Pour lutter contre des cas d’insécurité qui a élu domicile dans la ville de Bukavu, au Sud-Kivu, la population recourt au phénomène « Justice populaire ».
Pour se faire, plusieurs cas de justice populaire ont été signalés, dans les trois communes de la ville depuis l’évasion signalée à la Prison Centrale avec chute de Bukavu, tombée dans les mains de l’AFC/M23.
Depuis deux semaines, la situation est préoccupante dans différents quartiers. Ici, des bandits (souvent armés) opérèrent dans chaque soirée, pillant, voler et créant la terreur dans le chef de la population.
Le cas le plus récent est celui de ce jeudi 6 mars dans la matinée, où deux présumés « voleurs » ont été arrêtés, puis brulés vifs par la population en colère.
D’après sources locales, le drame s’est déroulé au niveau de l’EDAP/ISP, précisément au Camp CT, en face Station (sur le tronçon ISP-Major Vangu). Ces présumés bandits seraient dans le groupe qui a opéré dans la nuit du mercredi 5 mars dans cette partie de la ville de Bukavu.
Une justice populaire en série :
Dans la commune de Kadutu, un autre cas de justice populaire a vu deux présumés bandits perdre la vie en se faisant bruler vifs au courant de cette même semaine.

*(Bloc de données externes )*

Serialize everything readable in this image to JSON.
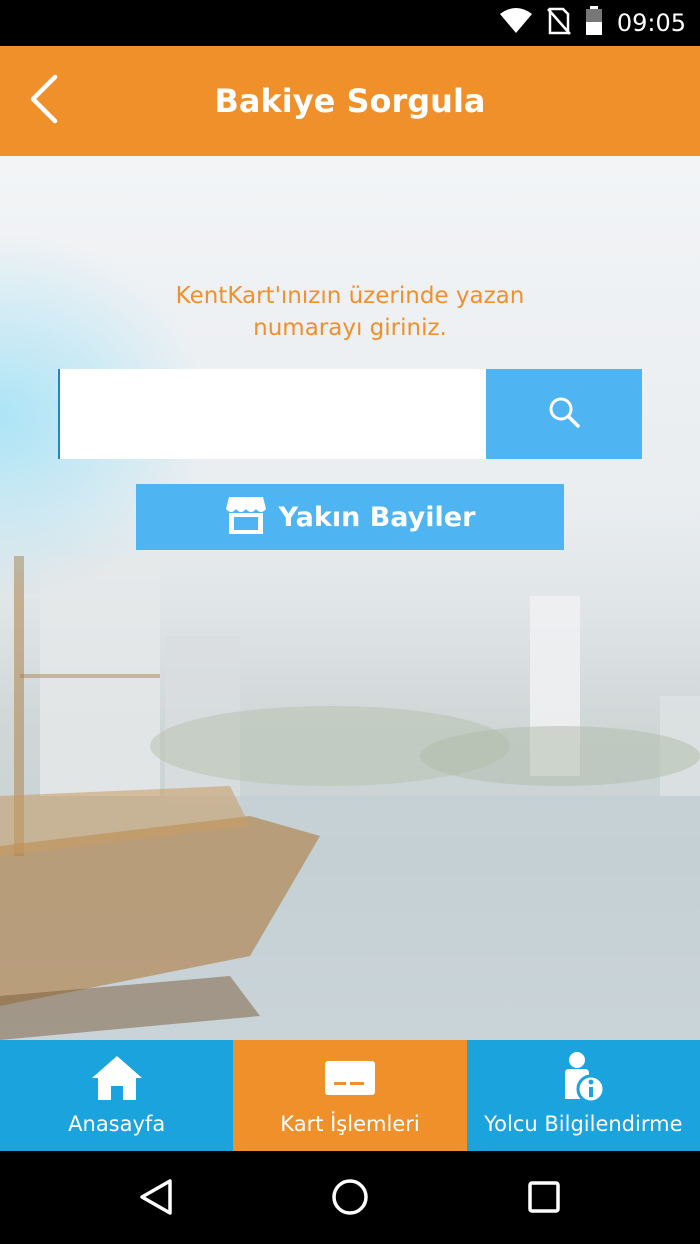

Trois autres bandits appréhendés par la population, ont été tués de la même manière par ces habitants en colère. Le fait s’est passé au quartier Chai, dans la commune de Bagira dans la journée du mardi 4 Mars.
Ainsi, depuis le début de la crise à Bukavu, une dizaine des présumés bandits ont été brûlés vifs par la population ; une situation qui ne risque pas de s’arrêter car, le service de la police de l’AFC/M23 n’est pas encore opérationnel dans la ville.